Изменить размер шрифта - +
 — Правда, Митя?

— Да, — он улыбнулся в ответ. — Никогда такого не видел.

— Потому что злой дворник каждое утро сметать до голый булыжник. Булыжник тоже есть красив, но лист лучше, — она нагнулась, подхватила листья в горсть и подкинула их в воздух, с восторгом глядя как те осыпаются, кружа в воздухе.

Мите показалось, что откуда-то вдруг потянуло ледяным сквозняком:

— Если обычно листья сметают дворники, то, почему они не сделали этого сегодня? — спросил он, настороженно оглядываясь. И впрямь — ни одного дворника! Обычно фигуры в фартуках и с метлами были такой же частью городских улиц, как пролетки, афишные тумбы, фонарные столбы. Но сегодня он не видел ни одного от самой Тюремной площади!

Митя вдруг понял, что на улицах и вовсе на удивление мало людей. По мостовой еще катили телеги и пролетки, но было их не в пример меньше, чем в любой иной день. Совершенно не видать фланирующей чистой публики, а обыватели попроще шагали торопливо, точно хотели скорее убраться с улиц, и старались ни с кем не встречаться глазами.

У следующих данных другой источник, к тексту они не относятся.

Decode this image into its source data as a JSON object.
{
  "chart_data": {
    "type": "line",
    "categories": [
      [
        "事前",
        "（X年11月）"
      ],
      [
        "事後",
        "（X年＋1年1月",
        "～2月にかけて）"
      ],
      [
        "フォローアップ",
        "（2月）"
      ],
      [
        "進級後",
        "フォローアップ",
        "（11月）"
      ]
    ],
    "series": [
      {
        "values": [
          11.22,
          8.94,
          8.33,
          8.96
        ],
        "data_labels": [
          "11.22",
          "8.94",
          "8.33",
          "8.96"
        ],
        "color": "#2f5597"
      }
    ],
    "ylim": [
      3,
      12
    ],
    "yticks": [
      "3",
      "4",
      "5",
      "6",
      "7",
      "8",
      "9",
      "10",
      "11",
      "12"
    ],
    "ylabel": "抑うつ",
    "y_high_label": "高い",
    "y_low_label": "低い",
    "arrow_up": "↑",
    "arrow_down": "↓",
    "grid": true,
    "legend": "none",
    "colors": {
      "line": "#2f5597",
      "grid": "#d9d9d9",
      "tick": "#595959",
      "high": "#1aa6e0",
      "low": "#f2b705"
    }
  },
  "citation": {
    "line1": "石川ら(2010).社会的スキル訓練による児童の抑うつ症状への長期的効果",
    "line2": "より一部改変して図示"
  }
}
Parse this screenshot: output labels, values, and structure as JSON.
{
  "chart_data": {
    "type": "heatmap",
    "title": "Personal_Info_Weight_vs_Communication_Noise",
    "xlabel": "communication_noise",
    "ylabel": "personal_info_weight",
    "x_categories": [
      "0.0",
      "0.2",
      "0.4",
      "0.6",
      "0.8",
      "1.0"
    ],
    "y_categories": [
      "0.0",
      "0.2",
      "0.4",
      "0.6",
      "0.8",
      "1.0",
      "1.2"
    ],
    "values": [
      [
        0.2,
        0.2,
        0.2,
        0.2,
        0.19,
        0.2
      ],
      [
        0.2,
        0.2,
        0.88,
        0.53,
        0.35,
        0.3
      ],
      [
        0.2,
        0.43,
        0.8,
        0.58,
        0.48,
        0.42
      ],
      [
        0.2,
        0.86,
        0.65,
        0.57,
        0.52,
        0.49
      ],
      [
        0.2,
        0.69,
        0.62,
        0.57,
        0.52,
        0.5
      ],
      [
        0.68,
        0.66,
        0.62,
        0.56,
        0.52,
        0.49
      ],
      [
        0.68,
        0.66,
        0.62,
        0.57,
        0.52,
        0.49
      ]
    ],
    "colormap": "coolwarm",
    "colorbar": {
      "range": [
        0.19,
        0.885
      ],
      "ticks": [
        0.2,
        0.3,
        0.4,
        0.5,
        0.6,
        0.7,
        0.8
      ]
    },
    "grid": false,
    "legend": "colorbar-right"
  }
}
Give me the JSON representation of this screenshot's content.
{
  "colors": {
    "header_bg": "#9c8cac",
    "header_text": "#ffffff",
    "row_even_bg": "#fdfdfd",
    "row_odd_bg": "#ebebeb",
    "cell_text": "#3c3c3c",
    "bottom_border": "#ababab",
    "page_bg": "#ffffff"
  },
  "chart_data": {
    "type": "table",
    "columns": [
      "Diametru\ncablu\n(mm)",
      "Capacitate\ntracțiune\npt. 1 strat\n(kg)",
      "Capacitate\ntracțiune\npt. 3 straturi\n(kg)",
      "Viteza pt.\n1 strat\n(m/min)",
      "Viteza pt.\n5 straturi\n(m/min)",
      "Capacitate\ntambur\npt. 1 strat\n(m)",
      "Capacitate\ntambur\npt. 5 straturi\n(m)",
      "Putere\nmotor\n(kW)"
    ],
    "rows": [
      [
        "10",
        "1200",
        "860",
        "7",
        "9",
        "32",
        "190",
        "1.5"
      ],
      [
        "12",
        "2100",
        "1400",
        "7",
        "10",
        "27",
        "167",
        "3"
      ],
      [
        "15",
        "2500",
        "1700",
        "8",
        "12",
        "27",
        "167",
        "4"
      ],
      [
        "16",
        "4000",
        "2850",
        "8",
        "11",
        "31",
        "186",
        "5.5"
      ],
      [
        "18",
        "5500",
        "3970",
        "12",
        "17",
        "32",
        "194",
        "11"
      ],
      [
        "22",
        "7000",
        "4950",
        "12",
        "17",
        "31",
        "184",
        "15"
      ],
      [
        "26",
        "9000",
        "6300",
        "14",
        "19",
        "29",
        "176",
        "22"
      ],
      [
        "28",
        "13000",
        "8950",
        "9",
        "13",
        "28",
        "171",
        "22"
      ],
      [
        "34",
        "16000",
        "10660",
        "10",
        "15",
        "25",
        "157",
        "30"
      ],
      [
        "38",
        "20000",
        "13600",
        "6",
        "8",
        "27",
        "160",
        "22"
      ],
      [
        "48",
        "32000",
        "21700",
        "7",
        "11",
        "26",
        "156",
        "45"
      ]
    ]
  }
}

— О! Не знать! — мисс ухватила его под руку и заковыляла рядом. — Вдруг они наконец понять, что нельзя убивать такая красота своей метелка?

— Сомневаюсь, что им должно быть дело до красоты, когда у них имеются обязанности, — пробурчал Митя. Бесцеремонность мисс Джексон ему не понравилась. Возможно, ей тяжело идти, но могла бы подождать, пока он сам предложит руку. А он бы не предложил — последнее, чего ему хотелось, это прогуливаться под руку со своей домашней учительницей. Теперь и не сделаешь ничего, стряхивать даму с локтя, как прицепившийся репейник, все же неприлично.

— Все люди есть странные. Они бояться уродство, смеяться, презирать, значит, они должны любить красота, хотеть вокруг всё-всё быть красиво! Не разрешать строить некрасивый дом — сразу сносить и делать другой, красивый, не делать некрасивый завод. Женщины! — со свойственной ей бесцеремонностью она указала на крестьянку в уродливой кофте и латанной юбке, согнувшейся под тяжестью мешка. — Все делать, чтоб каждый женщина быть красив, не разрешать быть не красив. Но они не делать, совсем! — она остановилась и комически развела руками. — Они делать только «фу, уродина!» — и снова смеяться и презирать!

В этот момент, словно по заказу, крестьянка со стоном опустила свой мешок и выпрямилась, упираясь руками в поясницу. У нее оказались чеканные, как у античной статуи, черты лица, красиво очерченные губы и огромные серые глаза, но все это терялось за рыхлой, в оспинах, кожей и ранними морщинами. Крестьянка шумно выдохнула, снова взвалила мешок на спину, и потащилась дальше, шаркая ногами в старых латанных башмаках.

— Я иногда думать, людям нравиться смеяться и презирать! Совсем немножко людей над всеми смеяться и всех презирать, а остальные почему-то соглашаться! Им тоже нравится? — мисс озадаченно поглядела на Митю.

Слова мисс звучали… странно. С ними явно было что-то не так, но Митя никак не мог понять, что именно! Звучало-то логично, и от того крайне неприятно.

«Мы хоть за уродства не убиваем! В отличии от распрекрасных альвов». - раздраженно подумал он.

— Я полагаю, тон в обществе задают лучшие люди…

— А кто это есть? — немедленно заинтересовалась мисс.

Ответить Митя не успел. Раздались пронзительные свистки, и на улицу выскочили те самые, запропавшие, дворники, и принялись пинками и окриками разгонять телеги и повозки, заставляя сворачивать в боковые улочки. Издалека послышалось мерное буханье, и наконец из переулка строем, один за другим, вышли големы.

Были они изрядно побиты — грудь и спины в рытвинах и выщерблинах от пуль, у одного так вовсе был разворочен бок, у другого в животе красовалась изрядная ямина.